To reproduce our proposed HistGen model, please download the dinov2_vitl directory together with annotation.json.

Preprocessing and Feature Extraction with Pre-trained DINOv2 ViT-L

WSI Preprocessing

In this work, we adpoted and further accelerated CLAM for preprocessing and feature extraction. We uploaded the minimal viable version of CLAM to this repo. For installation guide, we recommend to follow the original instructions here.
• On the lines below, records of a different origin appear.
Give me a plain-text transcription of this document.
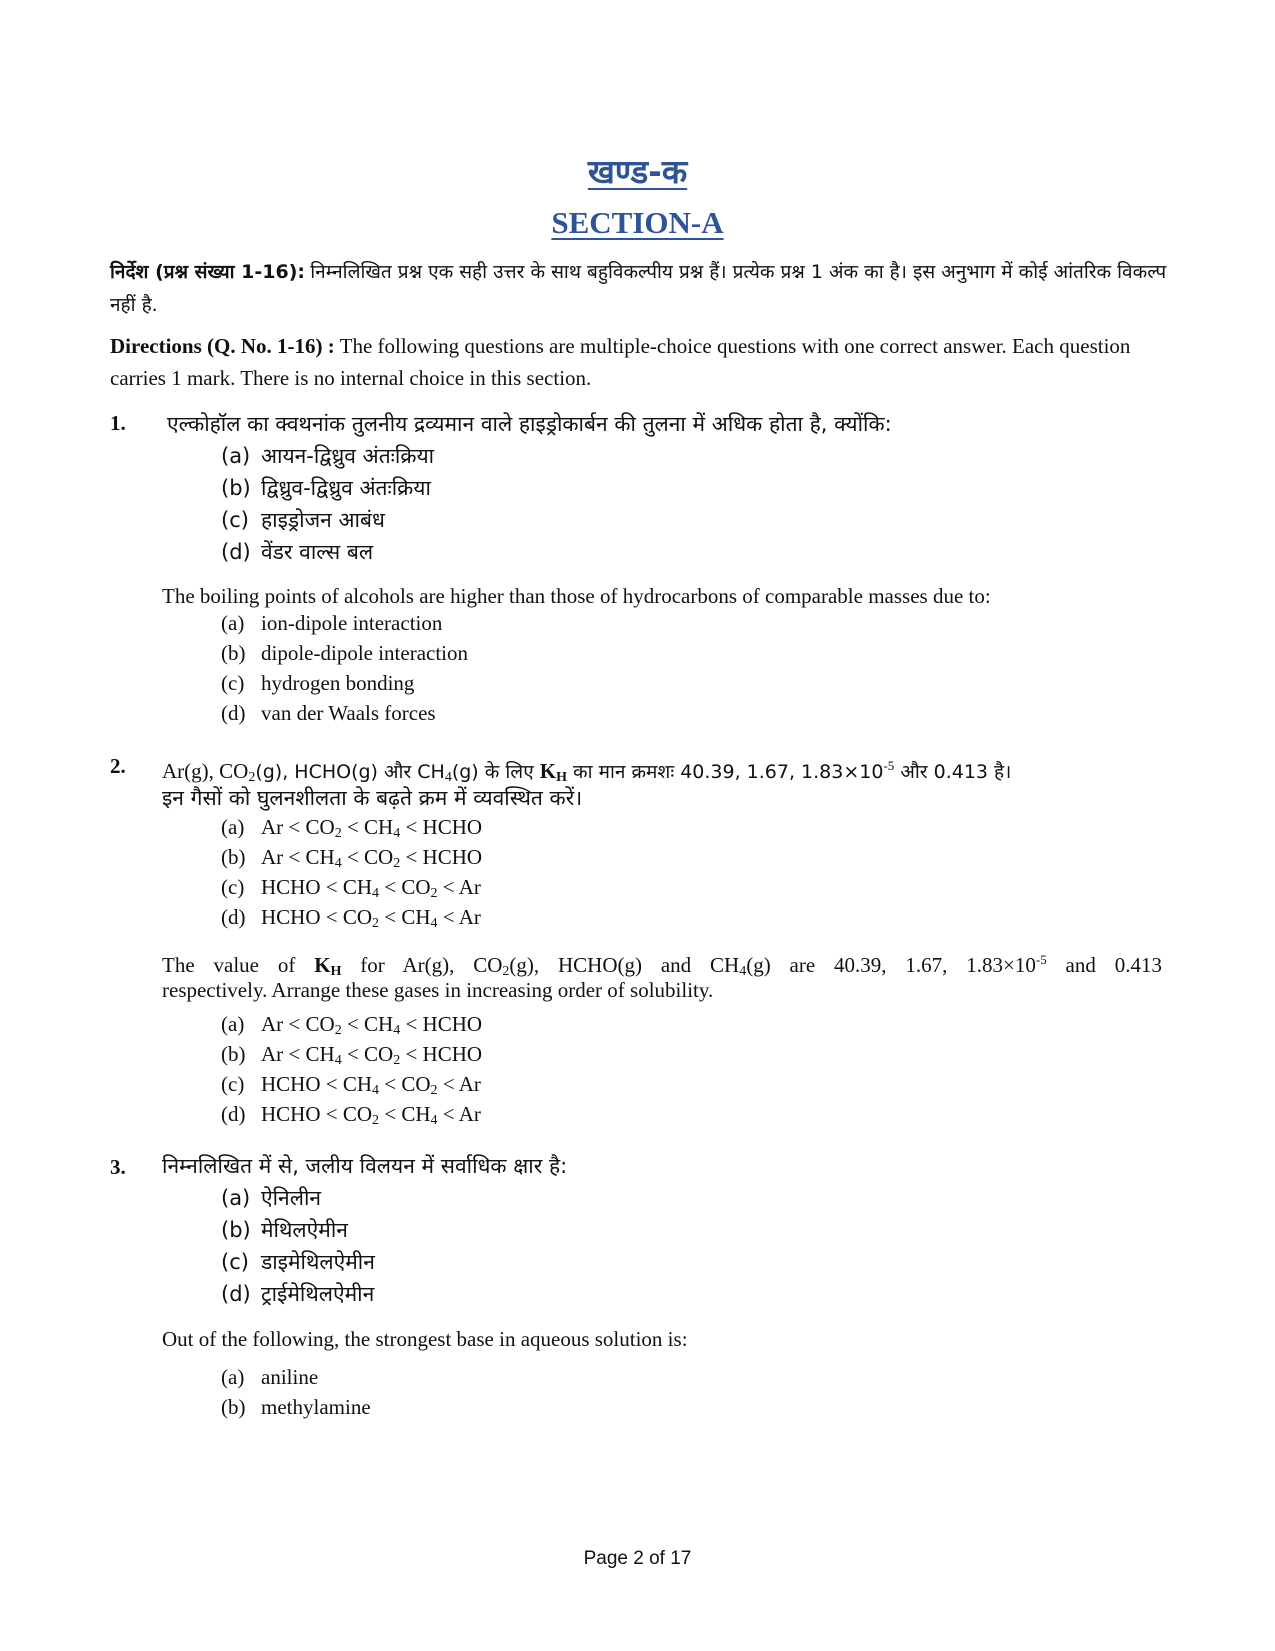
खण्ड-क
SECTION-A
निर्देश (प्रश्न संख्या 1-16): निम्नलिखित प्रश्न एक सही उत्तर के साथ बहुविकल्पीय प्रश्न हैं। प्रत्येक प्रश्न 1 अंक का है। इस अनुभाग में कोई आंतरिक विकल्प नहीं है.
Directions (Q. No. 1-16) : The following questions are multiple-choice questions with one correct answer. Each question carries 1 mark. There is no internal choice in this section.
1. एल्कोहॉल का क्वथनांक तुलनीय द्रव्यमान वाले हाइड्रोकार्बन की तुलना में अधिक होता है, क्योंकि:
(a) आयन-द्विध्रुव अंतःक्रिया
(b) द्विध्रुव-द्विध्रुव अंतःक्रिया
(c) हाइड्रोजन आबंध
(d) वेंडर वाल्स बल
The boiling points of alcohols are higher than those of hydrocarbons of comparable masses due to:
(a) ion-dipole interaction
(b) dipole-dipole interaction
(c) hydrogen bonding
(d) van der Waals forces
2. Ar(g), $CO_2(g)$, HCHO(g) और $CH_4(g)$ के लिए $K_H$ का मान क्रमशः 40.39, 1.67, $1.83\times 10^{-5}$ और 0.413 है।
इन गैसों को घुलनशीलता के बढ़ते क्रम में व्यवस्थित करें।
(a) $Ar < CO_2 < CH_4$ < HCHO
(b) $Ar < CH_4 < CO_2$ < HCHO
(c) HCHO < $CH_4 < CO_2 < Ar$
(d) HCHO < $CO_2 < CH_4 < Ar$
The value of $K_H$ for Ar(g), $CO_2(g)$, HCHO(g) and $CH_4(g)$ are 40.39, 1.67, $1.83\times 10^{-5}$ and 0.413
respectively. Arrange these gases in increasing order of solubility.
(a) $Ar < CO_2 < CH_4$ < HCHO
(b) $Ar < CH_4 < CO_2$ < HCHO
(c) HCHO < $CH_4 < CO_2 < Ar$
(d) HCHO < $CO_2 < CH_4 < Ar$
3. निम्नलिखित में से, जलीय विलयन में सर्वाधिक क्षार है:
(a) ऐनिलीन
(b) मेथिलऐमीन
(c) डाइमेथिलऐमीन
(d) ट्राईमेथिलऐमीन
Out of the following, the strongest base in aqueous solution is:
(a) aniline
(b) methylamine
Page 2 of 17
To conduct preprocessing, please run the following commands:

cd HistGen
cd CLAM
conda activate clam
sh patching_scripts/tcga-wsi-report.sh

Feature Extraction

To extract features of WSIs, please run the following commands:

cd HistGen
cd CLAM
conda activate clam
sh extract_scripts/tcga-wsi-report.sh

in which we provide the ImageNet-pretrained ResNet, Ctranspath, PLIP, and our pre-trained DINOv2 ViT-L feature extractor. Note that Ctranspath requires specific timm environment, see here for more info.
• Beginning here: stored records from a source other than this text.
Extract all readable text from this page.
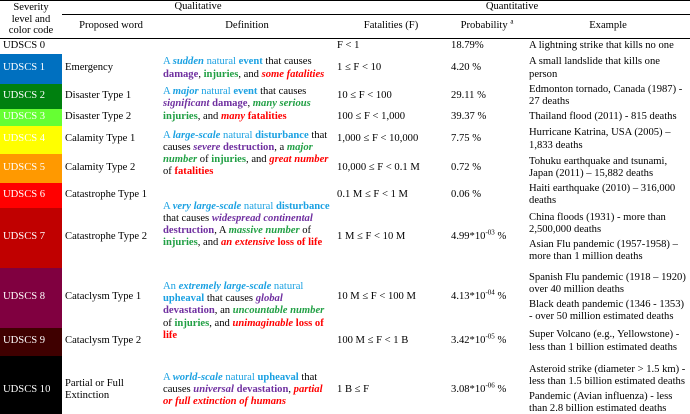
Severity level and color code	Qualitative		Quantitative		
	Proposed word	Definition	Fatalities (F)	Probability $^a$	Example
UDSCS 0			F < 1	18.79%	A lightning strike that kills no one
UDSCS 1	Emergency	A sudden natural event that causes damage, injuries, and some fatalities	1 ≤ F < 10	4.20 %	A small landslide that kills one person
UDSCS 2	Disaster Type 1	A major natural event that causes significant damage, many serious injuries, and many fatalities	10 ≤ F < 100	29.11 %	Edmonton tornado, Canada (1987) - 27 deaths
UDSCS 3	Disaster Type 2		100 ≤ F < 1,000	39.37 %	Thailand flood (2011) - 815 deaths
UDSCS 4	Calamity Type 1	A large-scale natural disturbance that causes severe destruction, a major number of injuries, and great number of fatalities	1,000 ≤ F < 10,000	7.75 %	Hurricane Katrina, USA (2005) – 1,833 deaths
UDSCS 5	Calamity Type 2		10,000 ≤ F < 0.1 M	0.72 %	Tohuku earthquake and tsunami, Japan (2011) – 15,882 deaths
UDSCS 6	Catastrophe Type 1	A very large-scale natural disturbance that causes widespread continental destruction, A massive number of injuries, and an extensive loss of life	0.1 M ≤ F < 1 M	0.06 %	Haiti earthquake (2010) – 316,000 deaths
UDSCS 7	Catastrophe Type 2		1 M ≤ F < 10 M	$4.99*10^{-03}$ %	China floods (1931) - more than 2,500,000 deaths

Asian Flu pandemic (1957-1958) – more than 1 million deaths

UDSCS 8	Cataclysm Type 1	An extremely large-scale natural upheaval that causes global devastation, an uncountable number of injuries, and unimaginable loss of life	10 M ≤ F < 100 M	$4.13*10^{-04}$ %	Spanish Flu pandemic (1918 – 1920) over 40 million deaths

Black death pandemic (1346 - 1353) - over 50 million estimated deaths

UDSCS 9	Cataclysm Type 2		100 M ≤ F < 1 B	$3.42*10^{-05}$ %	Super Volcano (e.g., Yellowstone) - less than 1 billion estimated deaths
UDSCS 10	Partial or Full Extinction	A world-scale natural upheaval that causes universal devastation, partial or full extinction of humans	1 B ≤ F	$3.08*10^{-06}$ %	Asteroid strike (diameter > 1.5 km) - less than 1.5 billion estimated deaths

Pandemic (Avian influenza) - less than 2.8 billion estimated deaths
🌟If Git LFS fails, please download the model checkpoint of our pre-trained DINOv2 feature extractor from this link. You could find the checkpoint for our pretrained DINOv2 feature extractor with name dinov2_cpath_v1.pth. After downloading, put it under HistGen/CLAM/models/ckpts/ .
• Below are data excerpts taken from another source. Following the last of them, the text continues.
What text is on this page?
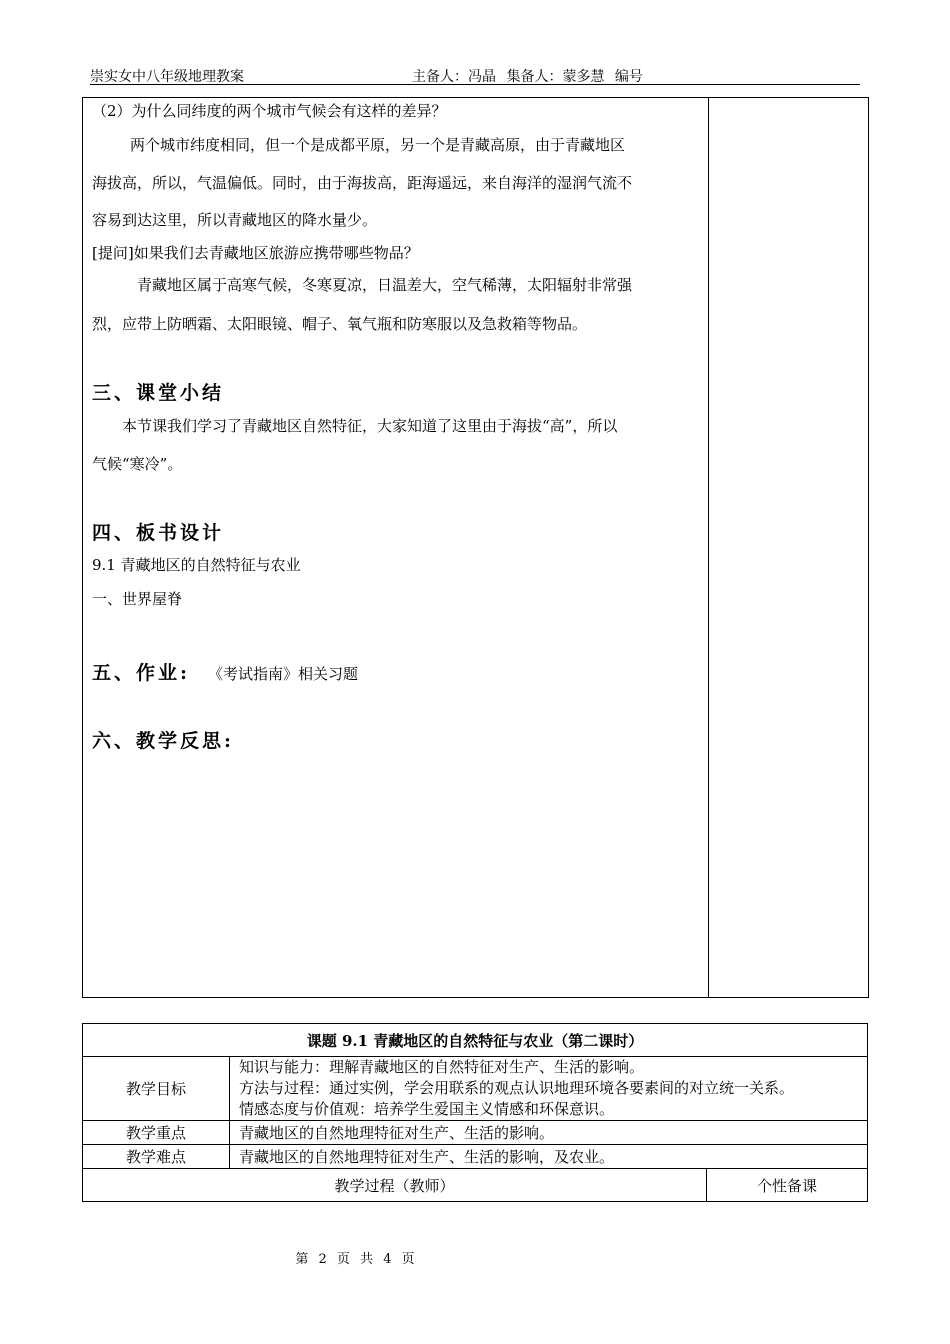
崇实女中八年级地理教案	主备人：冯晶 集备人：蒙多慧 编号
（2）为什么同纬度的两个城市气候会有这样的差异？
两个城市纬度相同，但一个是成都平原，另一个是青藏高原，由于青藏地区
海拔高，所以，气温偏低。同时，由于海拔高，距海遥远，来自海洋的湿润气流不
容易到达这里，所以青藏地区的降水量少。
[提问]如果我们去青藏地区旅游应携带哪些物品？
青藏地区属于高寒气候，冬寒夏凉，日温差大，空气稀薄，太阳辐射非常强
烈，应带上防晒霜、太阳眼镜、帽子、氧气瓶和防寒服以及急救箱等物品。
三、课堂小结
本节课我们学习了青藏地区自然特征，大家知道了这里由于海拔“高”，所以
气候“寒冷”。
四、板书设计
9.1 青藏地区的自然特征与农业
一、世界屋脊
五、作业: 《考试指南》相关习题
六、教学反思:
课题 9.1 青藏地区的自然特征与农业（第二课时）		
教学目标	知识与能力：理解青藏地区的自然特征对生产、生活的影响。
方法与过程：通过实例，学会用联系的观点认识地理环境各要素间的对立统一关系。
情感态度与价值观：培养学生爱国主义情感和环保意识。	

教学重点	青藏地区的自然地理特征对生产、生活的影响。	
教学难点	青藏地区的自然地理特征对生产、生活的影响，及农业。	
教学过程（教师）		个性备课
第 2 页 共 4 页
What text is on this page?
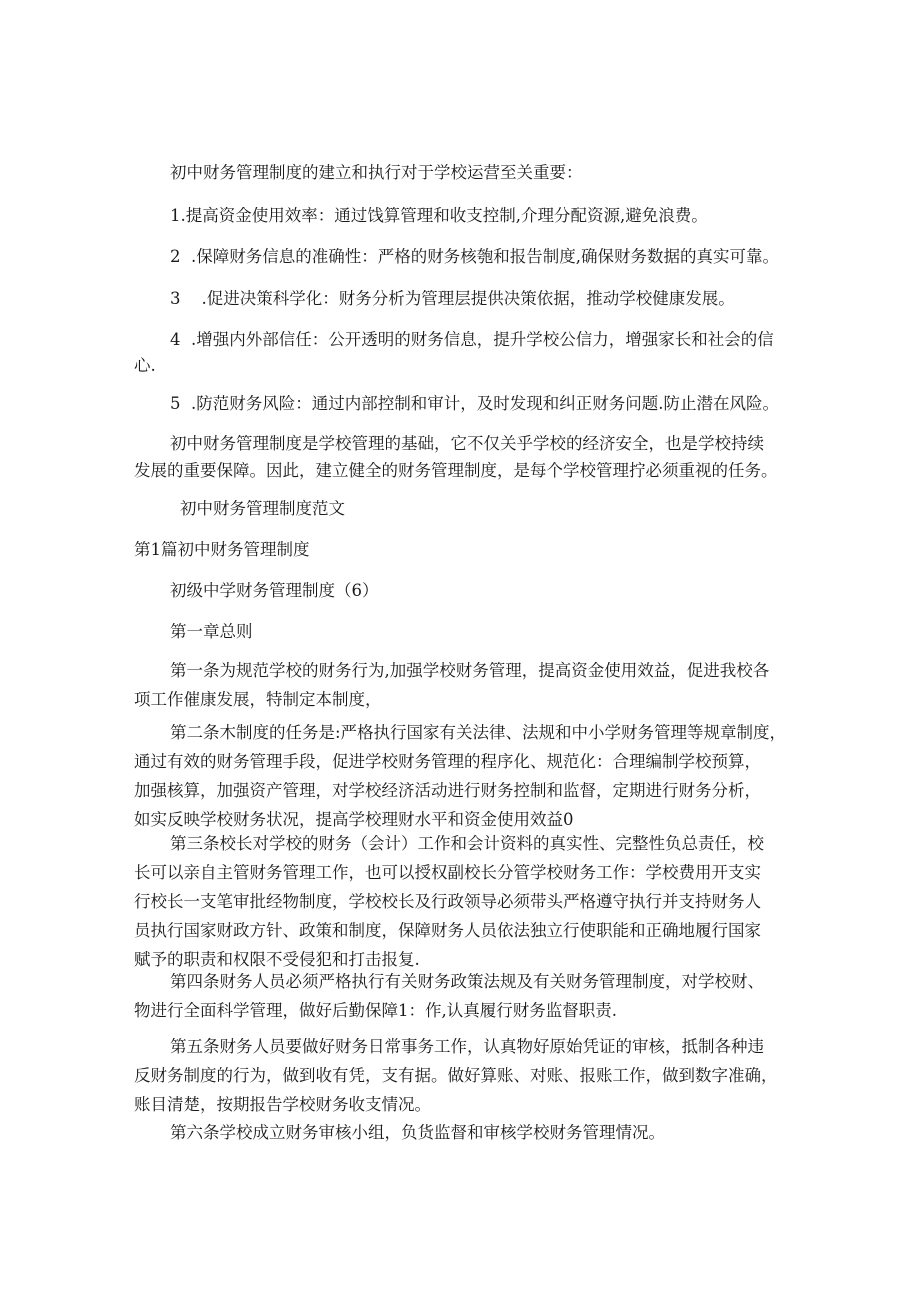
初中财务管理制度的建立和执行对于学校运营至关重要：

1.提高资金使用效率：通过饯算管理和收支控制,介理分配资源,避免浪费。

2  .保障财务信息的准确性：严格的财务核匏和报告制度,确保财务数据的真实可靠。

3    .促进决策科学化：财务分析为管理层提供决策依据，推动学校健康发展。

4  .增强内外部信任：公开透明的财务信息，提升学校公信力，增强家长和社会的信

心.

5  .防范财务风险：通过内部控制和审计，及时发现和纠正财务问题.防止潜在风险。

初中财务管理制度是学校管理的基础，它不仅关乎学校的经济安全，也是学校持续

发展的重要保障。因此，建立健全的财务管理制度，是每个学校管理拧必须重视的任务。

初中财务管理制度范文

第1篇初中财务管理制度

初级中学财务管理制度（6）

第一章总则

第一条为规范学校的财务行为,加强学校财务管理，提高资金使用效益，促进我校各
项工作催康发展，特制定本制度，
第二条木制度的任务是:严格执行国家有关法律、法规和中小学财务管理等规章制度，
通过有效的财务管理手段，促进学校财务管理的程序化、规范化：合理编制学校预算，
加强核算，加强资产管理，对学校经济活动进行财务控制和监督，定期进行财务分析，
如实反映学校财务状况，提高学校理财水平和资金使用效益0
第三条校长对学校的财务（会计）工作和会计资料的真实性、完整性负总责任，校
长可以亲自主管财务管理工作，也可以授权副校长分管学校财务工作：学校费用开支实
行校长一支笔审批经物制度，学校校长及行政领导必须带头严格遵守执行并支持财务人
员执行国家财政方针、政策和制度，保障财务人员依法独立行使职能和正确地履行国家
赋予的职责和权限不受侵犯和打击报复.
第四条财务人员必须严格执行有关财务政策法规及有关财务管理制度，对学校财、
物进行全面科学管理，做好后勤保障1：作,认真履行财务监督职责.
第五条财务人员要做好财务日常事务工作，认真物好原始凭证的审核，抵制各种违
反财务制度的行为，做到收有凭，支有据。做好算账、对账、报账工作，做到数字准确，
账目清楚，按期报告学校财务收支情况。
第六条学校成立财务审核小组，负货监督和审核学校财务管理情况。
🌟 Note that if loading DINOv2 checkpoint runs into problems, the most possible case is that your checkpoint is broken, please redownload from the above link.

HistGen WSI Report Generation Model

Training

To try our model for training, validation, and testing, simply run the following commands:

cd HistGen
conda activate histgen
sh train_wsi_report.sh

Before you run the script, please set the path and other hyperparameters in train_wsi_report.sh. Note that --image_dir should be the path to the dinov2_vitl directory, and --ann_path should be the path to the annotation.json file.

Inference

To generate reports for WSIs in test set, you can run the following commands:

cd HistGen
conda activate histgen
sh test_wsi_report.sh

Similarly, remember to set the path and other hyperparameters in test_wsi_report.sh.

Transfer to Downstream Tasks

In this paper, we consider WSI report generation task as an approach of vision-language pre-training, and we further fine-tune the pre-trained model on cancer subtyping and survival analysis tasks, with the strategy shown in Methodology subfigure (d). For the implementation of downstream tasks, we recommend to use the EasyMIL repository, which is a flexible and easy-to-use toolbox for multiple instance learning (MIL) tasks developed by our team.

We are currently organizing the pre-trained checkpoints and merging HistGen into EasyMIL. Please stay tuned for the update.

Issues

  • Please open new threads or report issues directly (for urgent blockers) to [email protected]
  • Immediate response to minor issues may not be available.

License and Usage

If you find our work useful in your research, please consider citing our paper at:

@article{guo2024histgen,
  title={HistGen: Histopathology Report Generation via Local-Global Feature Encoding and Cross-modal Context Interaction},
  author={Guo, Zhengrui and Ma, Jiabo and Xu, Yingxue and Wang, Yihui and Wang, Liansheng and Chen, Hao},
  journal={arXiv preprint arXiv:2403.05396},
  year={2024}
}

This repo is made available under the Apache-2.0 License. For more details, please refer to the LICENSE file.